Now that it is later in the evening and the load has died down running an iperf between the 2 routers via their inter-connect (eth5) I am now getting speeds of 2 - 4.5 Gbits/sec, which is not near the 10G link capacity.
During times of load on the router I was only getting 0.48 Gbits/sec.
I was getting similar sort of readings as there is barely any load going through the router.
Let’s see how it performs tomorrow under load, and if this makes any difference.
Considering it’s almost midnight here, this is the time of minimum load.
The peak speeds tended to fall off during load, let’s see if the increased buffer size makes a cahnge tomorrow.
In the meantime I’ve attached the current top and statistics for eth4 (link going to switch, has most of the traffic) and eth5 (inter-connect between the 2 routers).
The server has 2 processors with 4 cores each (I believe HT for 8 threads each).
I have attached the results of running the commnad on eth4 and eth5.

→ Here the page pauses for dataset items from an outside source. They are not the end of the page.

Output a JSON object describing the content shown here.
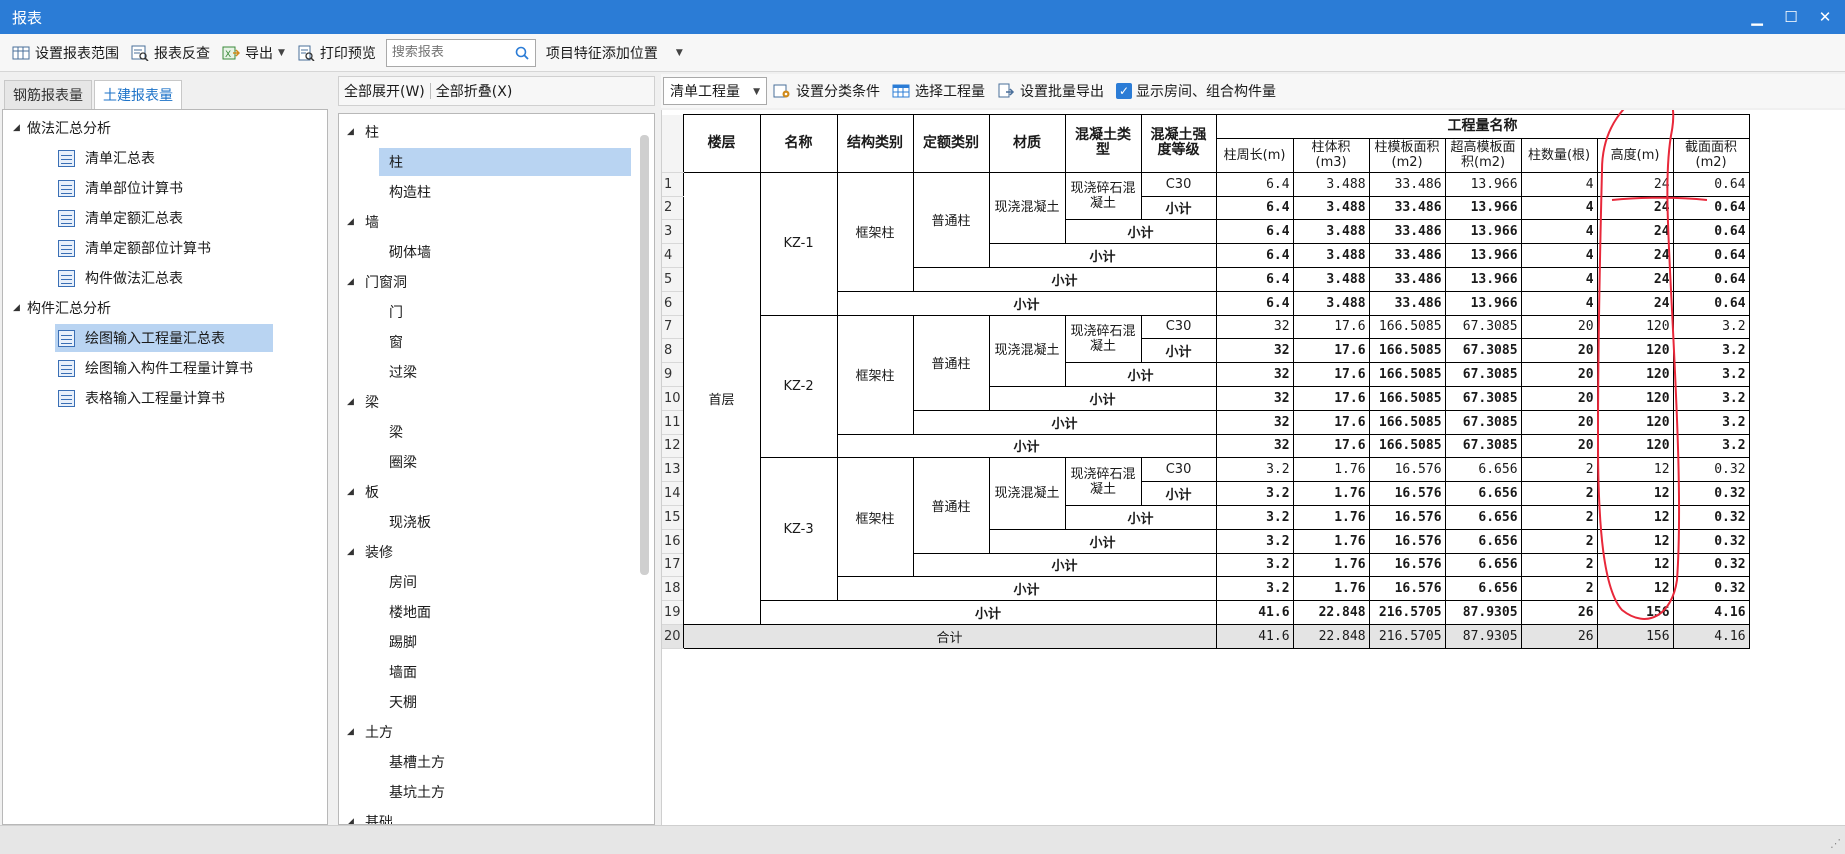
{
  "window": {
    "title": "报表",
    "minimize": "▁",
    "maximize": "☐",
    "close": "✕"
  },
  "toolbar": {
    "range": "设置报表范围",
    "reverse": "报表反查",
    "export": "导出",
    "preview": "打印预览",
    "search_placeholder": "搜索报表",
    "feature_pos": "项目特征添加位置"
  },
  "left_tabs": [
    {
      "label": "钢筋报表量"
    },
    {
      "label": "土建报表量"
    }
  ],
  "left_tree": {
    "group1": "做法汇总分析",
    "g1_items": [
      "清单汇总表",
      "清单部位计算书",
      "清单定额汇总表",
      "清单定额部位计算书",
      "构件做法汇总表"
    ],
    "group2": "构件汇总分析",
    "g2_items": [
      "绘图输入工程量汇总表",
      "绘图输入构件工程量计算书",
      "表格输入工程量计算书"
    ]
  },
  "mid": {
    "expand_all": "全部展开(W)",
    "collapse_all": "全部折叠(X)",
    "tree": [
      {
        "label": "柱",
        "level": 0
      },
      {
        "label": "柱",
        "level": 1
      },
      {
        "label": "构造柱",
        "level": 1
      },
      {
        "label": "墙",
        "level": 0
      },
      {
        "label": "砌体墙",
        "level": 1
      },
      {
        "label": "门窗洞",
        "level": 0
      },
      {
        "label": "门",
        "level": 1
      },
      {
        "label": "窗",
        "level": 1
      },
      {
        "label": "过梁",
        "level": 1
      },
      {
        "label": "梁",
        "level": 0
      },
      {
        "label": "梁",
        "level": 1
      },
      {
        "label": "圈梁",
        "level": 1
      },
      {
        "label": "板",
        "level": 0
      },
      {
        "label": "现浇板",
        "level": 1
      },
      {
        "label": "装修",
        "level": 0
      },
      {
        "label": "房间",
        "level": 1
      },
      {
        "label": "楼地面",
        "level": 1
      },
      {
        "label": "踢脚",
        "level": 1
      },
      {
        "label": "墙面",
        "level": 1
      },
      {
        "label": "天棚",
        "level": 1
      },
      {
        "label": "土方",
        "level": 0
      },
      {
        "label": "基槽土方",
        "level": 1
      },
      {
        "label": "基坑土方",
        "level": 1
      },
      {
        "label": "基础",
        "level": 0
      }
    ]
  },
  "right_toolbar": {
    "select_value": "清单工程量",
    "classify": "设置分类条件",
    "choose_qty": "选择工程量",
    "batch_export": "设置批量导出",
    "show_rooms": "显示房间、组合构件量"
  },
  "report": {
    "headers": {
      "floor": "楼层",
      "name": "名称",
      "struct": "结构类别",
      "quota": "定额类别",
      "material": "材质",
      "conc_type": "混凝土类型",
      "conc_grade": "混凝土强度等级",
      "qty_group": "工程量名称",
      "perimeter": "柱周长(m)",
      "volume": "柱体积(m3)",
      "formwork": "柱模板面积(m2)",
      "high_formwork": "超高模板面积(m2)",
      "count": "柱数量(根)",
      "height": "高度(m)",
      "section": "截面面积(m2)"
    },
    "floor": "首层",
    "struct_label": "框架柱",
    "quota_label": "普通柱",
    "material_label": "现浇混凝土",
    "conc_type_label": "现浇碎石混凝土",
    "grade_label": "C30",
    "subtotal": "小计",
    "total": "合计",
    "row_numbers": [
      "1",
      "2",
      "3",
      "4",
      "5",
      "6",
      "7",
      "8",
      "9",
      "10",
      "11",
      "12",
      "13",
      "14",
      "15",
      "16",
      "17",
      "18",
      "19",
      "20"
    ],
    "groups": [
      {
        "name": "KZ-1",
        "values": [
          "6.4",
          "3.488",
          "33.486",
          "13.966",
          "4",
          "24",
          "0.64"
        ]
      },
      {
        "name": "KZ-2",
        "values": [
          "32",
          "17.6",
          "166.5085",
          "67.3085",
          "20",
          "120",
          "3.2"
        ]
      },
      {
        "name": "KZ-3",
        "values": [
          "3.2",
          "1.76",
          "16.576",
          "6.656",
          "2",
          "12",
          "0.32"
        ]
      }
    ],
    "floor_subtotal": [
      "41.6",
      "22.848",
      "216.5705",
      "87.9305",
      "26",
      "156",
      "4.16"
    ],
    "grand_total": [
      "41.6",
      "22.848",
      "216.5705",
      "87.9305",
      "26",
      "156",
      "4.16"
    ]
  },
  "colors": {
    "titlebar": "#2b7cd6",
    "selection": "#b9d4f2",
    "annotation": "#e8283a"
  }
}
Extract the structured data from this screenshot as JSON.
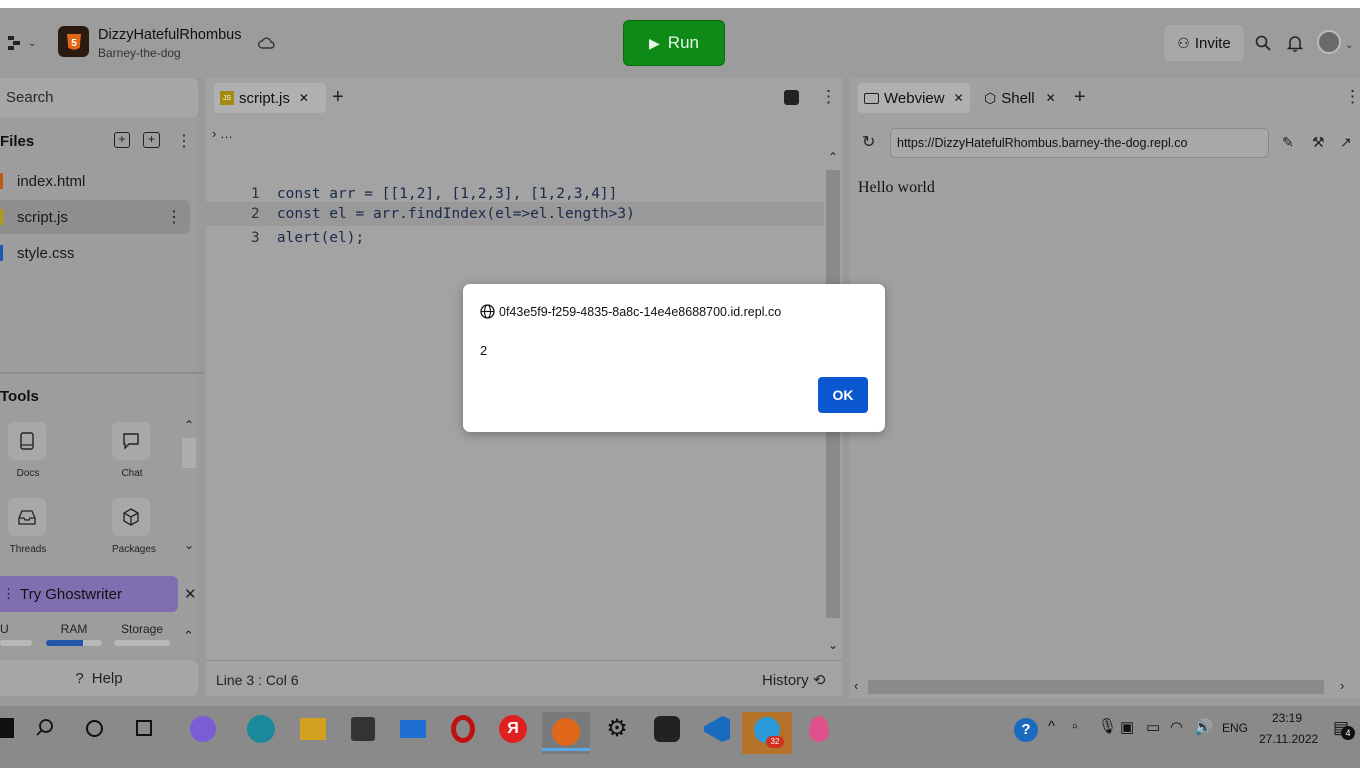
{
  "repl": {
    "name": "DizzyHatefulRhombus",
    "owner": "Barney-the-dog",
    "run_label": "Run",
    "invite_label": "Invite"
  },
  "sidebar": {
    "search_label": "Search",
    "files_title": "Files",
    "files": [
      "index.html",
      "script.js",
      "style.css"
    ],
    "tools_title": "Tools",
    "tools": [
      "Docs",
      "Chat",
      "Threads",
      "Packages"
    ],
    "ghostwriter_label": "Try Ghostwriter",
    "resources": [
      "U",
      "RAM",
      "Storage"
    ],
    "help_label": "Help"
  },
  "editor": {
    "tab_label": "script.js",
    "breadcrumb": "…",
    "lines": [
      {
        "num": "1",
        "text": "const arr = [[1,2], [1,2,3], [1,2,3,4]]"
      },
      {
        "num": "2",
        "text": "const el = arr.findIndex(el=>el.length>3)"
      },
      {
        "num": "3",
        "text": "alert(el);"
      }
    ],
    "status": "Line 3 : Col 6",
    "history_label": "History"
  },
  "webview": {
    "tab_webview": "Webview",
    "tab_shell": "Shell",
    "url": "https://DizzyHatefulRhombus.barney-the-dog.repl.co",
    "content": "Hello world"
  },
  "dialog": {
    "origin": "0f43e5f9-f259-4835-8a8c-14e4e8688700.id.repl.co",
    "message": "2",
    "ok_label": "OK"
  },
  "taskbar": {
    "lang": "ENG",
    "time": "23:19",
    "date": "27.11.2022",
    "telegram_badge": "32",
    "notif_count": "4"
  },
  "colors": {
    "run": "#0e8a16",
    "ok": "#0b57d0",
    "ghostwriter": "#7f6fb0"
  }
}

As soon as the load really picks up the bandwidth available drops.
At night under minimum load I can get 9.3 Gbits/sec when running iperf3 between the routers but during peak load I can only get about 0.4 Gbits/sec, even though that link has only 200 Mbits/sec flowing on a 10G link.
Difference iperf vs real traffic with amount of processing packets.
For first you need to exclude logical cores from packet processing.
So you need to find real cores with: show hardware cpu
Or disable hyper-threading from bios.
eth4 and eth5 it one pci slot or difference (one network adapter or 2/3/4)?
If you have 4 real cores per socket, you need 4 queue for combo rx/tx on eth4 and 4 rx/tx for eth5.
Ideally, each queue should be handled by one real core.
Recommendation for ethtool (The connectivity may disappear for a few seconds)
Disable pause frames (flowcontrol) / disable offloads:
sudo /sbin/ethtool -A eth4 rx off tx off
sudo /sbin/ethtool -K eth4 rx off tx off
sudo /sbin/ethtool -K eth4 tso off
sudo /sbin/ethtool -K eth4 gro off
sudo /sbin/ethtool -K eth4 sg off
sudo ifconfig eth4 txqueuelen 10000
Also check ring buffers: sudo /sbin/ethtool -g eth4
If current settings less then pre-set maximum, you can increase it.